Vendredi de la 30e semaine, année paire

Est–il permis oui ou non d’opérer une guérison pendant le sabbat ?

Ph. 1, 1-11 Ps. 110 Lc. 14, 1-6

"Un jour de sabbat, Jésus était venu manger chez l’un des chefs des pharisiens, et ceux–ci l’observaient. Un hydropique était devant lui."

Le repos du sabbat sera consacré au Seigneur, avait dit Moïse. Dieu aime notre repos, il aime se reposer en nous et que nous nous reposions en lui. Jésus, poussé par son cœur miséricordieux veut guérir les malades pour les faire entrer dans son repos. Il témoignage de l’amour privilégié de Dieu pour les souffrants de son peuple. Il veut entraîner chacun de nous dans l’amour infini de Dieu qui est le seul repos. Les commandements de Dieu sont saints parce qu’ils proviennent directement de la Sagesse infinie de Dieu. Pour les accomplir il nous faut demeurer dans son cœur, sinon il est possible de les vivre de façon vide. Il en résulte que nous prétendons chercher Dieu et que nous finissons par nous suivre nous-mêmes. Nous demandons la grâce de laisser Dieu régner dans nos vies avec la simplicité de la Vierge Marie. L’Église est la communauté des croyants, sauvés par l’amour du Christ. Tous, pauvres, nous demandons le pardon, assis humblement à la dernière place, trop contents d’avoir part au festin.

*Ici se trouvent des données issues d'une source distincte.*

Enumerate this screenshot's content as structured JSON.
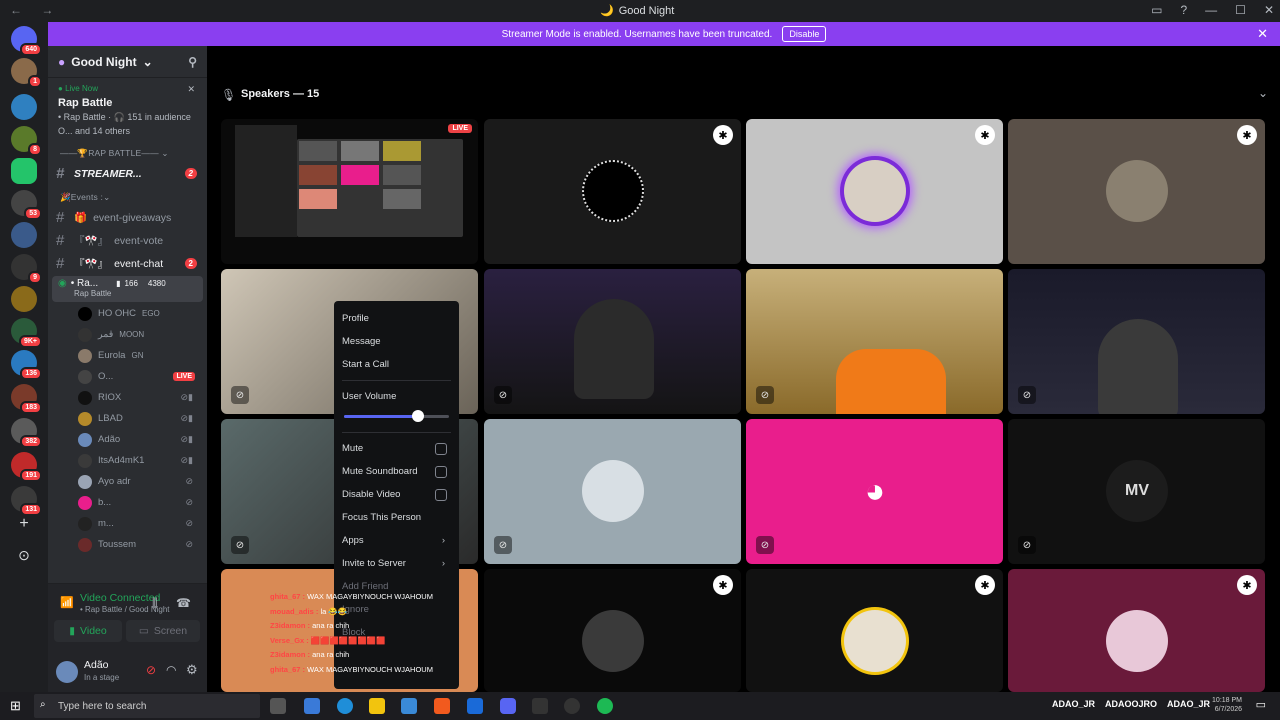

"Prenant la parole, Jésus s’adressa aux docteurs de la Loi et aux pharisiens pour leur demander : « Est-il permis, oui ou non, de faire une guérison le jour du sabbat ? » Ils gardèrent le silence. Nous sommes attentifs à la question que Jésus pose aux pharisiens : Est-il permis, oui ou non, de faire une guérison le jour du sabbat ? Jésus reproche aux pharisiens leur hypocrisie, la fausse apparence, la tromperie vaniteuse. Dieu aime la simplicité du cœur, la droiture d’esprit et il rejette énergiquement la complication. le regard trouble, la duplicité, l’hypocrisie, Jésus dira combien cela le blesse. Le silence des pharisiens démontre leur mauvaise conscience, devant eux git un malade qui cherche à être guéri par Jésus. Une magnifique école d’humilité est offerte par Jésus pour communier à son souci de Bon Berger. Chacun de nous est invité, mais il faut, comme Jésus, faire appel à la tendresse et à la miséricorde qui est inscrite au cœur de chaque personne ! Peut-on prendre son repas dans la joie, chanter les louanges de Dieu et être véritablement heureux, alors qu’à coté de soi un homme souffre ? "Et eux se tinrent cois." Jésus est triste de ce silence complice du mal et de la souffrance qu’il provoque.

« Tenant alors le malade, Jésus le guérit et le laissa aller. Puis il leur dit : « Si l’un de vous a un fils ou un bœuf qui tombe dans un puits, ne va-t-il pas aussitôt l’en retirer, même le jour du sabbat ? » Et ils furent incapables de trouver une réponse. Dans le Royaume de Dieu, l’amour infini rayonne dans toute vie. Jésus aime cet homme et son Père l’aime aussi, chacun de nous est invité par Dieu à sa table, à son intimité. Mais chacun est invité parmi d’autres, ceux et celles dont la joie est d’accomplir chaque jour l’œuvre du Père. Les pharisiens se rendent compte de ce que leur conduite hypocrite n’est pas justifiée, c’est pourquoi ils se taisent. Quelle joie pour cet homme à qui Jésus a rendu la vie. Il est à la fête, il faut que cet homme, lui aussi, soit en fête ! C’est le mystère de l’amour que Jésus vient annoncer. Les apôtres vont désormais témoigner de la bienveillance de Dieu pour toute personne car Jésus est chez lui dans le cœur de tout homme. Nous aussi nous voulons témoigner de l’amour infini de Dieu pour toute l’humanité.

Nous demandons la grâce de méditer ces paroles vivantes et agissantes.